チョコレートを食べてから通常2-4時間、場合によっては6-12時間で発症します。

主な症状は嘔吐や下痢、腹痛、唾液が沢山出る、多飲多尿、胃拡張、興奮、頻脈や徐脈、痙攣、頻呼吸、チアノーゼ、運動失調等です。

しばらく経ったのちに膵炎を引き起こすこともあります。最悪の場合死に至ります。

食べたらどうすればいいの?

まず落ち着いて病院に連絡をください(夜間の場合は救急病院へ)

その際に伝えることとしては、どのような種類のチョコレートをいつどれくらい食べたか、おおまかな体重現在の症状(上記のような症状など)です。

あまりにも摂取量が少ない場合や時間が経ちすぎている場合には経過観察になることもありますが、来院をお願いすることが多いです。

来院したのちに、可能であれば催吐処置(お腹に残っているチョコレートを吐かせる)をし、胃洗浄を行う場合もあります。

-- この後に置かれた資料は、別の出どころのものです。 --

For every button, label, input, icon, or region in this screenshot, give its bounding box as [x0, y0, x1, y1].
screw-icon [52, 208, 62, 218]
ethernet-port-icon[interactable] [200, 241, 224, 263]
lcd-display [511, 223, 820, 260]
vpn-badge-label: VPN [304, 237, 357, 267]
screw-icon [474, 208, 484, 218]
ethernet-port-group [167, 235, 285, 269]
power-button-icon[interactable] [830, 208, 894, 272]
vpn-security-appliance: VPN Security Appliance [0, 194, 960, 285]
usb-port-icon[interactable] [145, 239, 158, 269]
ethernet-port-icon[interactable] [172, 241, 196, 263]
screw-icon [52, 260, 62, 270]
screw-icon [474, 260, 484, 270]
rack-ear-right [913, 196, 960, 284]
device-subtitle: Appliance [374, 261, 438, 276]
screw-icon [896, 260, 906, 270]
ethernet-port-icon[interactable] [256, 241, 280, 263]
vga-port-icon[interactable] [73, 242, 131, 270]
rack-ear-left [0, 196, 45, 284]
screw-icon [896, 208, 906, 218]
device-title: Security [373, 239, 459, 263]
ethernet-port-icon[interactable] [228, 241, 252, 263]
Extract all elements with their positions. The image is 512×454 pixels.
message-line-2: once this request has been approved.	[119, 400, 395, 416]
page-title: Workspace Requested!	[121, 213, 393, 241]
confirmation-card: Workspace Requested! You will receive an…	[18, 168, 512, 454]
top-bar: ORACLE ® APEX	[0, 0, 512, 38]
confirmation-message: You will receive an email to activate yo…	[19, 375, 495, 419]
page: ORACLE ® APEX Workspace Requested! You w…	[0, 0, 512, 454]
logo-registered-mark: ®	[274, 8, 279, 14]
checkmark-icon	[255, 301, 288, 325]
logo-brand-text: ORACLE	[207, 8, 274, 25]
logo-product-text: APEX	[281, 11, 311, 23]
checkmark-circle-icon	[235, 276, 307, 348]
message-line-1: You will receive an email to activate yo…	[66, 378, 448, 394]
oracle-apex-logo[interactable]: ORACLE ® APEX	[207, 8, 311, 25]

輸液活性炭の経口投与も有効です。痙攣や不整脈に対しては対症療法を行う必要があります。適切な処置を行えば予後は良好です。

院長からのひとこと

チョコレート中毒に関してはほとんどの場合が、こっそり食べていたパターンです。特に犬は匂いでチョコレートのありかを察知し、頑張って食べようとします。届く所にチョコレートを置かないというのが一番の予防です。届かないと思っていた所に届くことがあるので、確実に届かない所に置くようにしましょう。